Research published in the online open access journal BMC Public Health show that Nile tilapia (Oreochromis niloticus) can be a valuable aid in the fight against mosquitoes; the animal responsible for transmitting malaria to humans. Today, malaria can be fairly easily treated and even cured, but a millions of people living in developing countries do not have access to malaria medication.
The emerging threat of pesticide resistance, and the fear of how poisons affect the rest of the ecosystem, has caused a comeback for the interest in biological mosquito control methods. The Nile tilapia’s fondness of mosquitoes has been known since the early 1900s, but the advent of powerful insect poisons during the 20th century steered research away from biological control and into chemical solutions.
After receiving funding from the Government of Finland, the BioVision Foundation in Switzerland and the Toyota Environment Foundation, researchers Annabel Howard and Francois Omlin from the International Centre of Insect Physiology and Ecology in Nairobi, Kenya, introduced Nile tilapia (Oreochromis niloticus L.) to abandoned fishponds in the Kisii Central District. Located in western Kenya, the Kisii Central District has over 2000 pediatric malaria cases per annum.

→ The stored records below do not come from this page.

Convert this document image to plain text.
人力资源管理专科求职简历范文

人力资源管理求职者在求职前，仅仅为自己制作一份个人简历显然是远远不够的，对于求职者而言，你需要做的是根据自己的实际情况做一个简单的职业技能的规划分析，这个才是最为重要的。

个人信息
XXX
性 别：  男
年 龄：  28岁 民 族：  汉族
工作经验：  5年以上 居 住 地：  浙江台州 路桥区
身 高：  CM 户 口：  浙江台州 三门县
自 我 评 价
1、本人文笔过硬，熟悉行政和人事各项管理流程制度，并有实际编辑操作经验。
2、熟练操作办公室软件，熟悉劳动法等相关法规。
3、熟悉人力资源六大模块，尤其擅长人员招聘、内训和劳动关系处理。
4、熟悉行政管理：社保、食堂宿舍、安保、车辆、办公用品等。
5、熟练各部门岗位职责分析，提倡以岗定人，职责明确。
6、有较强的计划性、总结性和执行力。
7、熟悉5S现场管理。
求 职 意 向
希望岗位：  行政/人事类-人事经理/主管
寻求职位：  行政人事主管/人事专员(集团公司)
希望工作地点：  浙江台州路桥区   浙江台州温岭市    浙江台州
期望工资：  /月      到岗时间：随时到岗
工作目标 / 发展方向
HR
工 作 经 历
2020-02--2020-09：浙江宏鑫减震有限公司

After 15 weeks of monitoring pond life and comparing the restocked ponds with a control pond nearby, Howard and Omlin could show that the tilapias had reduced the region’s primary malaria vectors, the mosquitoes Anopheles gambiae s.l. and Anopheles funestus, by over 94 percent. Mosquitoes from the genus Culex were simultaneously reduced by 75 percent.
“O. niloticus fish were so effective in reducing immature mosquito populations that there is likely to be a noticeable effect on the adult mosquito population in the area,” Howard says.
Nile tilapia thrives in the Kenyan climate and fish once added to a pond will find its own food and readily reproduce; thus providing a sustainable solution to the problem with mosquito. Nile tilapia is also a popular food fish in Kenya so a pond risking becoming over-populated with tilapia just needs a visit from some hungry anglers to be back on the right track again.